Impact of the El Niño–Southern Oscillation on the climate of Iran using ERA-Interim data

Abstract

The El Nino–Southern Oscillation (ENSO) is one of the dominant climate forcings affecting the interannual climate variability in many regions worldwide. Using the ERA-Interim monthly data for the period 1980–2016, for the first time the impact of the eastern Pacific (EP) and central Pacific (CP) El Ninos on the climate of Iran is investigated. Results indicate that the ENSO cycle contributes to the interannual climate variability over Iran. Indeed, about 26% (23%) of the variance in annual precipitation over Iran is explained by annual SST changes in the Nino 3.4 region (annual changes of the Southern Oscillation Index).
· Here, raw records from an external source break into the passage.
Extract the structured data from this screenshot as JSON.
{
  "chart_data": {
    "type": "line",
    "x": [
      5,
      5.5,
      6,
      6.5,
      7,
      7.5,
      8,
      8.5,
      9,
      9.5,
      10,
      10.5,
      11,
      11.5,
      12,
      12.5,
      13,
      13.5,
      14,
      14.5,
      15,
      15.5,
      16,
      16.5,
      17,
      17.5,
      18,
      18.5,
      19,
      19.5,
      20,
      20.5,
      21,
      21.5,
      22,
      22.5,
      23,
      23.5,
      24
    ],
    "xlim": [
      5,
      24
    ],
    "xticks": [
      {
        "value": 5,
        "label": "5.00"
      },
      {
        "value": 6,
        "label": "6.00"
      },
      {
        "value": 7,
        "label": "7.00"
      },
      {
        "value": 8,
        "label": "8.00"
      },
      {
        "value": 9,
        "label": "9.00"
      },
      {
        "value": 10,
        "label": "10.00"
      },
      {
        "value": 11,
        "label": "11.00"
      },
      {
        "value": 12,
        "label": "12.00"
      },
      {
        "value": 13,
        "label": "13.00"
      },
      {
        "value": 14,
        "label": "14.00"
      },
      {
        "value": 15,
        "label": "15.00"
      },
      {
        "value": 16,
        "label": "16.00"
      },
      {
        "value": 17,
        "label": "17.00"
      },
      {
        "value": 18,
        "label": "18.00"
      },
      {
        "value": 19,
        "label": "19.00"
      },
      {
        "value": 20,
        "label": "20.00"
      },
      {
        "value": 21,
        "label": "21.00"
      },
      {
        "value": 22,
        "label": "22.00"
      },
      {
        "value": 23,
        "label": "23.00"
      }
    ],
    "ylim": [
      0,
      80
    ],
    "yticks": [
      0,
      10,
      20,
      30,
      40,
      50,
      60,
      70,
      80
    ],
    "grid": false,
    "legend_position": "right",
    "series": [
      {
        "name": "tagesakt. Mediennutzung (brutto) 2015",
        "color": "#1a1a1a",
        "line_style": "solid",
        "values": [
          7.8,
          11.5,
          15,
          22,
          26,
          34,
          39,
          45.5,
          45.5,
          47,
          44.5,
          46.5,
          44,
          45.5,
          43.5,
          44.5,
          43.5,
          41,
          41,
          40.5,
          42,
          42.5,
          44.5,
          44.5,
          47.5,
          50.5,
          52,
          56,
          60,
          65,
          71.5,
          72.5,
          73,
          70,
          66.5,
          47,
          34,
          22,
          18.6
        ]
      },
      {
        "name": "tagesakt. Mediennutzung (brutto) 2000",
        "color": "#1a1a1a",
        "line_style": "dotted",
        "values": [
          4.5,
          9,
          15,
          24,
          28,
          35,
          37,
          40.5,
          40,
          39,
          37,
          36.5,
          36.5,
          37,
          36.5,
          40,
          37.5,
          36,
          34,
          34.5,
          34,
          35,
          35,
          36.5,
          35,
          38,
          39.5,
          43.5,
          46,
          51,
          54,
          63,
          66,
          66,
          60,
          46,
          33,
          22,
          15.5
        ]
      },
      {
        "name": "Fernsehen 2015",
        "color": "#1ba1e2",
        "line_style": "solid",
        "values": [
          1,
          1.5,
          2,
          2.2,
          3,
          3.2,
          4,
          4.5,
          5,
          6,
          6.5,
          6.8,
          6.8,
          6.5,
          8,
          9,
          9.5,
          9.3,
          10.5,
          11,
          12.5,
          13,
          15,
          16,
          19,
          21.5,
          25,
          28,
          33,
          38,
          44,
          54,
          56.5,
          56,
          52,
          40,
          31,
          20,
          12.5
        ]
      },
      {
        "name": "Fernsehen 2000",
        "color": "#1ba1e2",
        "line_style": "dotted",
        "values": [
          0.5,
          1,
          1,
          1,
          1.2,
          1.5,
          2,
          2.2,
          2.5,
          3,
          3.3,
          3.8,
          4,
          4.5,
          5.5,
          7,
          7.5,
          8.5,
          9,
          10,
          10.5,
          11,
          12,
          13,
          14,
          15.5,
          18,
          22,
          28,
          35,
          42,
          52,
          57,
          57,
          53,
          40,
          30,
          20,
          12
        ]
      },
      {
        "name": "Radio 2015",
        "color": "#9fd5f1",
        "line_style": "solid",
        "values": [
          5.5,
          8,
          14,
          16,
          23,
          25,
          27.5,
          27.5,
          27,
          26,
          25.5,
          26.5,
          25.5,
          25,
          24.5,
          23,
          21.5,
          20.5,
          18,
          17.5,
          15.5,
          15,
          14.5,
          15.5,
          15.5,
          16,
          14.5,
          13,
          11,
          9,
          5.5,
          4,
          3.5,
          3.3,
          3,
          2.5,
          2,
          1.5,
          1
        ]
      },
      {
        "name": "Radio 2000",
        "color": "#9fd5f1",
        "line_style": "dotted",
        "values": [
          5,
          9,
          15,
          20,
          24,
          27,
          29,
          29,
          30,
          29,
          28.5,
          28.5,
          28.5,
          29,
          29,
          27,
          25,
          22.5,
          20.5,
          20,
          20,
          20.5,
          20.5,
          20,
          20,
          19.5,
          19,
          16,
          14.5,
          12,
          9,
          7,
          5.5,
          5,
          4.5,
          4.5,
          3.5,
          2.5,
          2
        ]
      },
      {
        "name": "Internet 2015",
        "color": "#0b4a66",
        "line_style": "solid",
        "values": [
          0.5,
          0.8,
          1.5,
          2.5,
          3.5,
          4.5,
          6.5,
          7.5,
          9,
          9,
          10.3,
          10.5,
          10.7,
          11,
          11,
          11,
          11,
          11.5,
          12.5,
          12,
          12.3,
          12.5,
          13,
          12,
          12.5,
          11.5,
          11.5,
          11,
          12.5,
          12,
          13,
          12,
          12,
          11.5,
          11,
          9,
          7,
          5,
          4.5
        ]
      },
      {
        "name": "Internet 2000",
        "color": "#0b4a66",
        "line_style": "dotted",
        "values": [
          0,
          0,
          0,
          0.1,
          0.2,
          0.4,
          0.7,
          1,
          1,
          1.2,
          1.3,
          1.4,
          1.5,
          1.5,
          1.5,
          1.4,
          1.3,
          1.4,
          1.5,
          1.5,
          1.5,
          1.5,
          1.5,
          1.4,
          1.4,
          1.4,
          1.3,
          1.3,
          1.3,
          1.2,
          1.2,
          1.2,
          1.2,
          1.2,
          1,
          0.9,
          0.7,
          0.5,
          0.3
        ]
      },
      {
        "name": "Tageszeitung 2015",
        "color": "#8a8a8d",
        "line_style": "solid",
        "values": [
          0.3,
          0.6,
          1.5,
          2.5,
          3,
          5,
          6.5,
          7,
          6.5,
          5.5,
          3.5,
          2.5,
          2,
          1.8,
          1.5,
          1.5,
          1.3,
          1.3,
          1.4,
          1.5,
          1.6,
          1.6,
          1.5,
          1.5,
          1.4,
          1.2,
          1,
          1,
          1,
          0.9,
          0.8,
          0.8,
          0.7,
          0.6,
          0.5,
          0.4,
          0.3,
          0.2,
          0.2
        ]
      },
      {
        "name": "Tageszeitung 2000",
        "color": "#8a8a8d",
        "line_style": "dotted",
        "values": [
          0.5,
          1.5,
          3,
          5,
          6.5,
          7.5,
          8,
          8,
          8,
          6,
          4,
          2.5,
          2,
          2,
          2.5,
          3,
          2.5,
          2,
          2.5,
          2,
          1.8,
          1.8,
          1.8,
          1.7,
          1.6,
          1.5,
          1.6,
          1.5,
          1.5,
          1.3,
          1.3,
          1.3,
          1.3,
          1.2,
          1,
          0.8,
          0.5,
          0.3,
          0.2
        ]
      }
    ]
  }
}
In spite of the seasonality of the ENSO signal and its interevent variability, annually all regions of Iran are anomalously wet during the EP El Nino, and dry during La Nina events. The CP El Nino events result in anomalously wet conditions over northwestern, northern, northeastern and western Iran, but dry conditions over central, eastern, southwestern, southern and southeastern Iran. However, the impact of the CP El Nino on the annual precipitation of Iran is not statistically significant, in contrast to the statistically significant impact of both La Nina and the EP El Nino. An equatorward displacement of the subtropical jet stream over Southwest Asia is found during the EP El Nino, while strengthening of the jet is found during La Nina, and they are statistically significant at the $$95\%$$ level. These changes in the position and intensity of the subtropical jet stream alter the position of the troughs and ridges of the Rossby waves and their speed, which contribute to the interannual climate variability over Iran. Equatorward displacement of the jet during the EP El Nino leads to the equatorward displacement of the Mediterranean storm track, while the intensified jet during La Nina weakens the quasi-stationary mid-tropospheric planetary waves.